The day before a terrorist participates in an attack he/she is likely to “hide in plain sight” by going to his job or by attending classes.
This paragraph is found on page 98 under the title “Immigration Benefits” of the official report 9/11 and Terrorist Travel – Staff Report of the National Commission on Terrorist Attacks Upon the United States:
Terrorists in the 1990s, as well as the September 11 hijackers, needed to find a way to stay in or embed themselves in the United States if their operational plans were to come to fruition. As already discussed, this could be accomplished legally by marrying an American citizen, achieving temporary worker status, or applying for asylum after entering. In many cases, the act of filing for an immigration benefit sufficed to permit the alien to remain in the country until the petition was adjudicated. Terrorists were free to conduct surveillance, coordinate operations, obtain and receive funding, go to school and learn English, make contacts in the United States, acquire necessary materials, and execute an attack.
On March 19, 2002, I testified at a Congressional hearing on the topic, “INS'S March 2002 Notification of Approval of Change of Status for Pilot Training for Terrorist Hijackers Mohammed Atta and Marwan Al-Shehhi.” Back then members of Congress, from both parties, demanded our immigration laws be enforced to prevent future attacks.

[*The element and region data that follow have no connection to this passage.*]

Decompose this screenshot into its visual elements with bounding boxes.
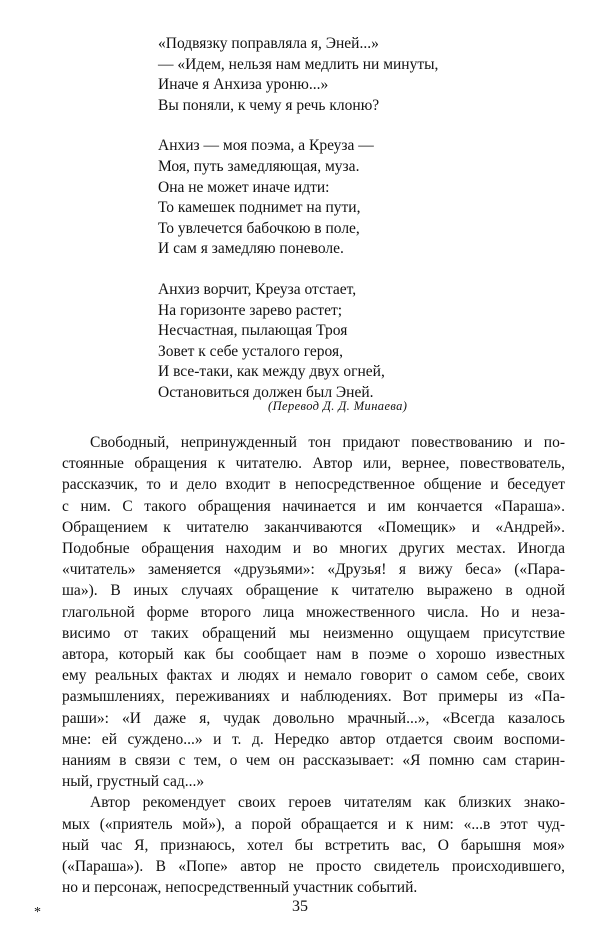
prose-line: ша»). В иных случаях обращение к читателю выражено в одной: [62, 582, 565, 600]
prose-line: стоянные обращения к читателю. Автор или, вернее, повествователь,: [62, 455, 565, 473]
prose-line: наниям в связи с тем, о чем он рассказывает: «Я помню сам старин-: [62, 752, 565, 770]
poem-stanza: [158, 136, 438, 260]
prose-line: («Параша»). В «Попе» автор не просто свидетель происходившего,: [62, 858, 565, 876]
poem-line: И все-таки, как между двух огней,: [158, 363, 385, 381]
prose-line: размышлениях, переживаниях и наблюдениях. Вот примеры из «Па-: [62, 688, 565, 706]
poem-line: Анхиз — моя поэма, а Креуза —: [158, 137, 374, 155]
prose-line: мне: ей суждено...» и т. д. Нередко автор отдается своим воспоми-: [62, 730, 565, 748]
prose-line: ный час Я, признаюсь, хотел бы встретить вас, О барышня моя»: [62, 836, 565, 854]
poem-line: Анхиз ворчит, Креуза отстает,: [158, 280, 357, 298]
poem-line: Несчастная, пылающая Троя: [158, 322, 348, 340]
prose-paragraph: [62, 432, 565, 792]
poem-line: Иначе я Анхиза уроню...»: [158, 76, 329, 94]
poem-stanza: [158, 280, 438, 404]
prose-line: но и персонаж, непосредственный участник событий.: [62, 879, 418, 897]
prose-line: рассказчик, то и дело входит в непосредственное общение и беседует: [62, 476, 565, 494]
prose-line: висимо от таких обращений мы неизменно ощущаем присутствие: [62, 624, 565, 642]
prose-line: Автор рекомендует своих героев читателям как близких знако-: [90, 794, 565, 812]
prose-body: [62, 432, 565, 898]
prose-line: Обращением к читателю заканчиваются «Помещик» и «Андрей».: [62, 518, 565, 536]
prose-line: с ним. С такого обращения начинается и им кончается «Параша».: [62, 497, 565, 515]
poem-line: «Подвязку поправляла я, Эней...»: [158, 35, 379, 52]
prose-line: раши»: «И даже я, чудак довольно мрачный...», «Всегда казалось: [62, 709, 565, 727]
poem-line: Моя, путь замедляющая, муза.: [158, 157, 360, 175]
translator-credit: (Перевод Д. Д. Минаева): [268, 399, 408, 413]
poem-line: На горизонте зарево растет;: [158, 301, 343, 319]
prose-line: мых («приятель мой»), а порой обращается и к ним: «...в этот чуд-: [62, 815, 565, 833]
prose-line: Свободный, непринужденный тон придают повествованию и по-: [90, 434, 565, 451]
poem-line: Остановиться должен был Эней.: [158, 383, 374, 401]
prose-line: Подобные обращения находим и во многих других местах. Иногда: [62, 540, 565, 558]
poem-line: — «Идем, нельзя нам медлить ни минуты,: [158, 55, 439, 73]
poem: [158, 34, 438, 424]
poem-line: Зовет к себе усталого героя,: [158, 342, 343, 360]
prose-line: ный, грустный сад...»: [62, 773, 205, 791]
poem-stanza: [158, 34, 438, 116]
poem-line: То увлечется бабочкою в поле,: [158, 219, 360, 237]
prose-paragraph: [62, 792, 565, 898]
poem-line: То камешек поднимет на пути,: [158, 199, 361, 217]
poem-line: Она не может иначе идти:: [158, 178, 330, 196]
page-number: 35: [292, 898, 308, 915]
prose-line: «читатель» заменяется «друзьями»: «Друзья! я вижу беса» («Пара-: [62, 561, 565, 579]
poem-line: Вы поняли, к чему я речь клоню?: [158, 96, 380, 114]
poem-line: И сам я замедляю поневоле.: [158, 240, 344, 258]
prose-line: глагольной форме второго лица множественного числа. Но и неза-: [62, 603, 565, 621]
prose-line: автора, который как бы сообщает нам в поэме о хорошо известных: [62, 646, 565, 664]
footer-mark: *: [34, 905, 41, 920]
prose-line: ему реальных фактах и людях и немало говорит о самом себе, своих: [62, 667, 565, 685]
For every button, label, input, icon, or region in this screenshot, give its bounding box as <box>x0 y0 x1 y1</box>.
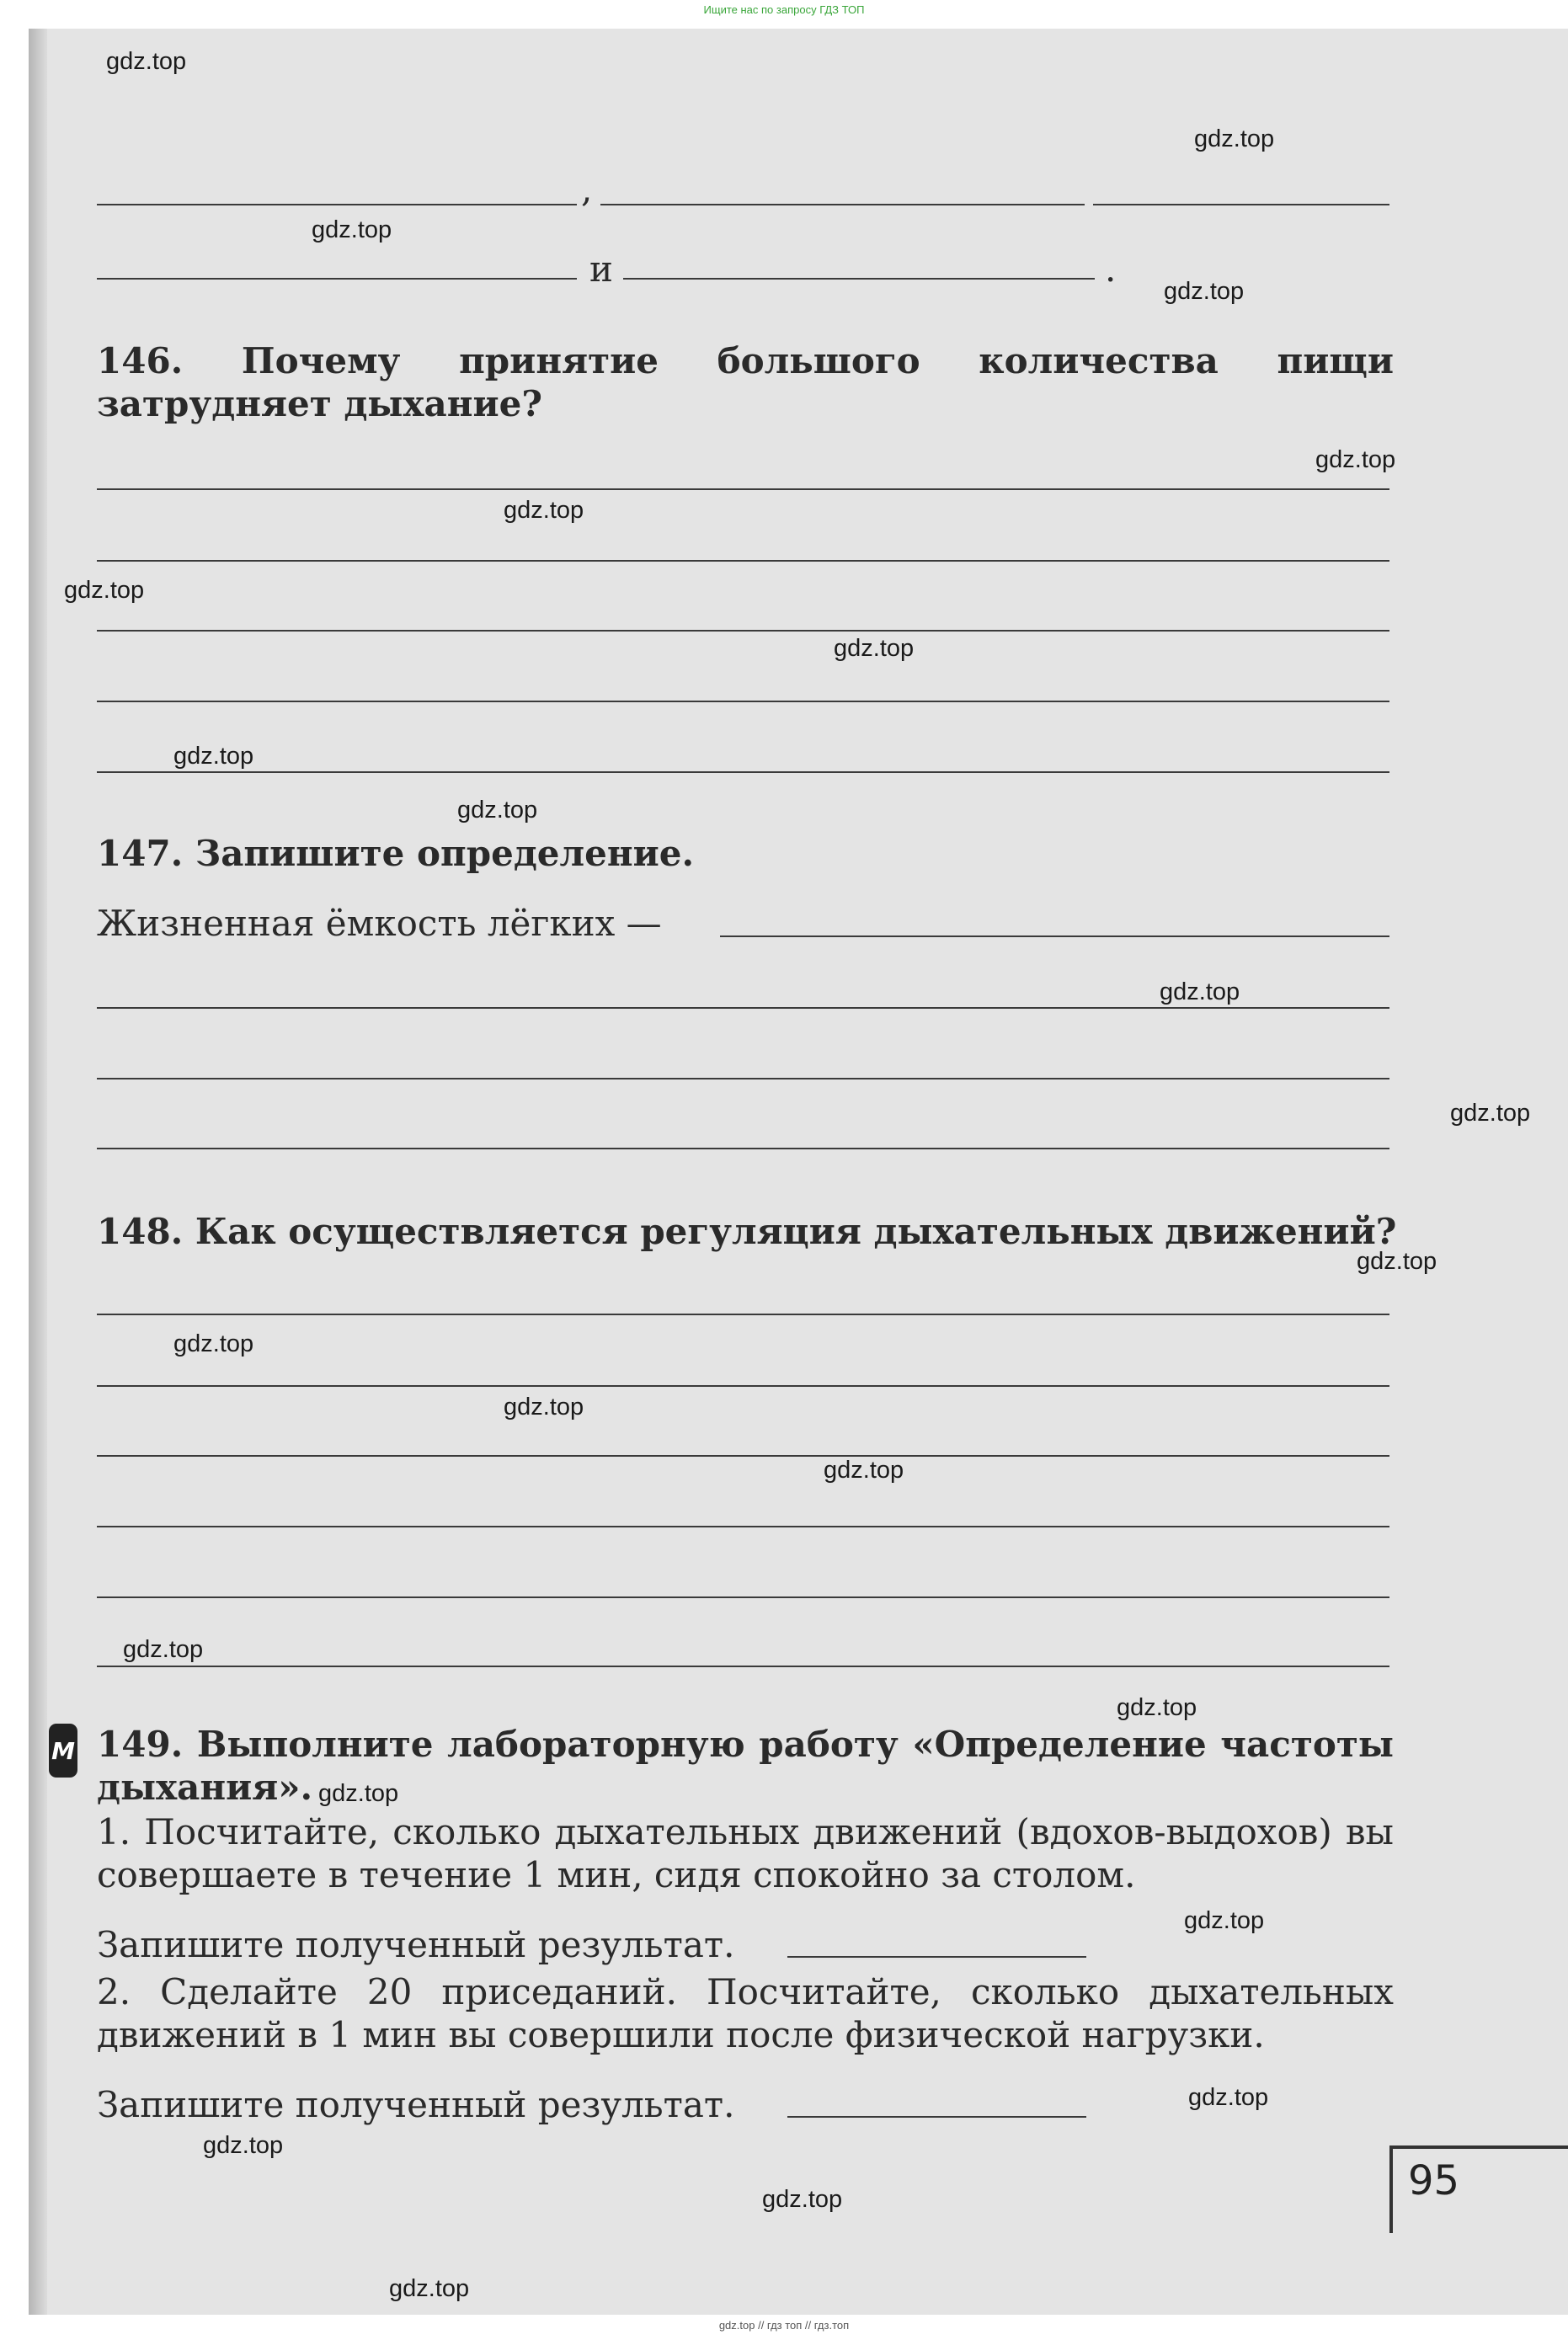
watermark: gdz.top <box>173 743 254 770</box>
watermark: gdz.top <box>173 1330 254 1357</box>
record-result-1: Запишите полученный результат. <box>97 1924 735 1965</box>
watermark: gdz.top <box>1117 1694 1197 1721</box>
answer-line[interactable] <box>97 1078 1389 1079</box>
watermark: gdz.top <box>504 497 584 524</box>
watermark: gdz.top <box>203 2132 284 2159</box>
question-148: 148. Как осуществляется регуляция дыхательных движений? <box>97 1211 1397 1252</box>
page-number: 95 <box>1408 2157 1460 2204</box>
watermark: gdz.top <box>64 577 145 604</box>
question-149: 149. Выполните лабораторную работу «Определение частоты дыхания». <box>97 1724 1394 1808</box>
answer-line[interactable] <box>97 1526 1389 1527</box>
watermark: gdz.top <box>504 1394 584 1421</box>
answer-line[interactable] <box>97 1596 1389 1598</box>
watermark: gdz.top <box>1184 1907 1265 1934</box>
watermark: gdz.top <box>123 1636 204 1663</box>
watermark: gdz.top <box>1357 1248 1437 1275</box>
result-line-1[interactable] <box>787 1956 1086 1958</box>
answer-line[interactable] <box>97 1666 1389 1667</box>
watermark: gdz.top <box>1164 278 1245 305</box>
watermark: gdz.top <box>762 2186 843 2213</box>
step-1-text: 1. Посчитайте, сколько дыхательных движений (вдохов-выдохов) вы совершаете в течение 1 мин, сидя спокойно за столом. <box>97 1811 1394 1895</box>
watermark: gdz.top <box>318 1780 399 1807</box>
question-146: 146. Почему принятие большого количества пищи затрудняет дыхание? <box>97 340 1394 424</box>
watermark: gdz.top <box>1315 446 1396 473</box>
watermark: gdz.top <box>834 635 915 662</box>
answer-line[interactable] <box>97 1314 1389 1315</box>
answer-line[interactable] <box>97 771 1389 773</box>
answer-line[interactable] <box>97 1148 1389 1149</box>
bottom-banner[interactable]: gdz.top // гдз топ // гдз.топ <box>718 2319 850 2332</box>
definition-prompt: Жизненная ёмкость лёгких — <box>97 903 662 944</box>
answer-line[interactable] <box>97 560 1389 562</box>
answer-line[interactable] <box>97 1007 1389 1009</box>
question-147: 147. Запишите определение. <box>97 833 695 874</box>
answer-line[interactable] <box>97 278 577 280</box>
answer-line[interactable] <box>97 1385 1389 1387</box>
answer-line[interactable] <box>97 1455 1389 1457</box>
page-edge-shadow <box>29 29 47 2315</box>
step-2-text: 2. Сделайте 20 приседаний. Посчитайте, сколько дыхательных движений в 1 мин вы совершили после физической нагрузки. <box>97 1971 1394 2055</box>
watermark: gdz.top <box>1450 1100 1531 1127</box>
and-connector: и <box>589 248 613 290</box>
watermark: gdz.top <box>389 2275 470 2302</box>
answer-line[interactable] <box>97 204 577 205</box>
answer-line[interactable] <box>97 488 1389 490</box>
watermark: gdz.top <box>312 216 392 243</box>
result-line-2[interactable] <box>787 2116 1086 2118</box>
answer-line[interactable] <box>720 935 1389 937</box>
answer-line[interactable] <box>600 204 1085 205</box>
watermark: gdz.top <box>106 48 187 75</box>
answer-line[interactable] <box>97 630 1389 632</box>
watermark: gdz.top <box>1194 125 1275 152</box>
top-banner[interactable]: Ищите нас по запросу ГДЗ ТОП <box>703 3 865 16</box>
method-icon: М <box>49 1724 77 1778</box>
answer-line[interactable] <box>1093 204 1389 205</box>
answer-line[interactable] <box>623 278 1095 280</box>
record-result-2: Запишите полученный результат. <box>97 2084 735 2125</box>
watermark: gdz.top <box>824 1457 904 1484</box>
watermark: gdz.top <box>1160 978 1240 1005</box>
watermark: gdz.top <box>457 797 538 824</box>
period-mark: . <box>1105 248 1117 290</box>
comma-separator: , <box>581 168 593 210</box>
watermark: gdz.top <box>1188 2084 1269 2111</box>
answer-line[interactable] <box>97 701 1389 702</box>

That was then, this is now:
The July 13, 2017 Breitbart article, Indian Student Pleads Guilty to Federal Judge Murder Plot, included these paragraphs:
Yahya Farooq Mohammad, 39, came to the U.S. originally on a student visa. Mohammad was attending Ohio State University when he and three other Muslim men, all of which are foreign nationals, were charged with attempting to send money to a leader of the Islamic terrorist group al-Qaeda, Breitbart News previously reported.
While in prison and awaiting trial, Mohammad told another inmate of his plans to murder U.S. Federal Judge James Knepp, the man overseeing his court case, according to the Associated Press.
“Family reunification” has been one of the emotional arguments exploited by the open-borders immigration anarchists and now it is being exploited by federal judges and even the U.S. Supreme Court.
The U.S. government must prioritize the safety and indeed the lives of American citizens. Far too many American families have lost their loved ones at the hands of international terrorists and transnational criminals whose presence in the United States ultimately cost their family members their lives.
These families will never be “reunited.”
Famed playwright, George Bernard Shaw, lamented, “We learn from history that we learn nothing from history.”
Our government must, once and for all, learn the lessons of the past to prevent future tragedies and carnage.